I got to see some condors and play around with some of their giant feathers when I was at the National Aviary. Those are some impressively large birds!


Why, what’s the purpose of this?! Make fun all you want, I could take out all of you!
I accidentally snuck up on the Burrowing Owl at the National Aviary and it tried to get away from me as far as possible, sitting atop the sprinkler and glaring at me with full intensity. It was the second angriest animal stare I’ve ever gotten!
Here is one of the condors as well:
Careful… don’t want the wrath of the short kings.
I’ve got nothing but love for my elevationally challenged owl friends!
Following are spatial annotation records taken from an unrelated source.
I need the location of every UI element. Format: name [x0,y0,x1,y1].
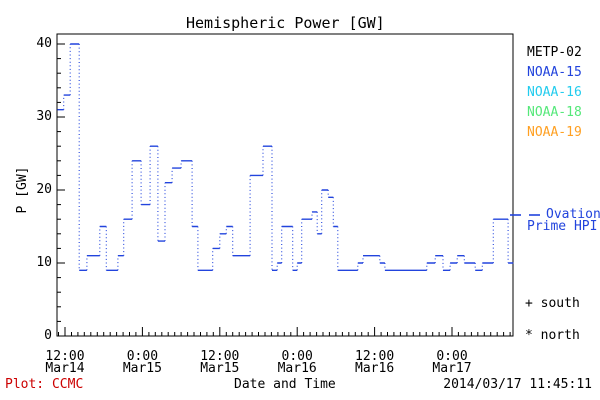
legend-satellites: METP-02 NOAA-15 NOAA-16 NOAA-18 NOAA-19 [527,43,582,143]
x-tick-label: 12:00 Mar16 [355,349,395,376]
plus-symbol-icon: + [525,296,533,311]
x-tick-label: 0:00 Mar16 [277,349,317,376]
plot-credit: Plot: CCMC [5,377,84,392]
asterisk-symbol-icon: * [525,328,533,343]
legend-item-noaa-19: NOAA-19 [527,125,582,140]
plot-timestamp: 2014/03/17 11:45:11 [443,377,592,392]
legend-ovation-line1: Ovation [546,207,600,222]
legend-ovation-line2: Prime HPI [527,219,598,234]
y-tick-label: 20 [36,182,52,197]
y-tick-label: 0 [44,328,52,343]
x-tick-label: 0:00 Mar17 [432,349,472,376]
x-axis-label: Date and Time [234,377,336,392]
legend-item-metp-02: METP-02 [527,45,582,60]
legend-item-noaa-15: NOAA-15 [527,65,582,80]
legend-marker-south-label: south [540,296,580,311]
legend-item-noaa-16: NOAA-16 [527,85,582,100]
legend-marker-north: * north [525,328,580,343]
legend-marker-south: + south [525,296,580,311]
x-tick-label: 12:00 Mar15 [200,349,240,376]
y-tick-label: 40 [36,36,52,51]
x-tick-label: 0:00 Mar15 [122,349,162,376]
plot-title: Hemispheric Power [GW] [186,14,385,32]
legend-item-noaa-18: NOAA-18 [527,105,582,120]
legend-marker-north-label: north [540,328,580,343]
x-tick-label: 12:00 Mar14 [45,349,85,376]
y-tick-label: 30 [36,109,52,124]
y-tick-label: 10 [36,255,52,270]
They really punch above their weight class. 👊
I really want to see someone make a running comic series with a pygmy dressed up in Napoleonic military attire flanked by great greys plotting world domination.
I would subscribe to this…
Oh that’s cool. The condors at my local zoo (Los Angeles) aren’t visible to the public, because they’re being raised no-contact for release into the wild, but they had 10 chicks last year.
That is awesome! (for the condors, at least)
I know some people don’t like zoos existing, but they do a lot of important projects like this that support wild animals. Also, they give us exposure to so many animals we’d otherwise never see in person, and I feel that gets a lot of people interested in protecting them.
It sounds like they have one unreleasable one that does an event 6 days a week.
It sounds like they release them not too far north of the city as well, so you may be able to see them as intended! Sespe Condor Sanctuary, Angeles National Forest, Castaic Lake, and Bitter Creek NWR show up as places to see them in the wild.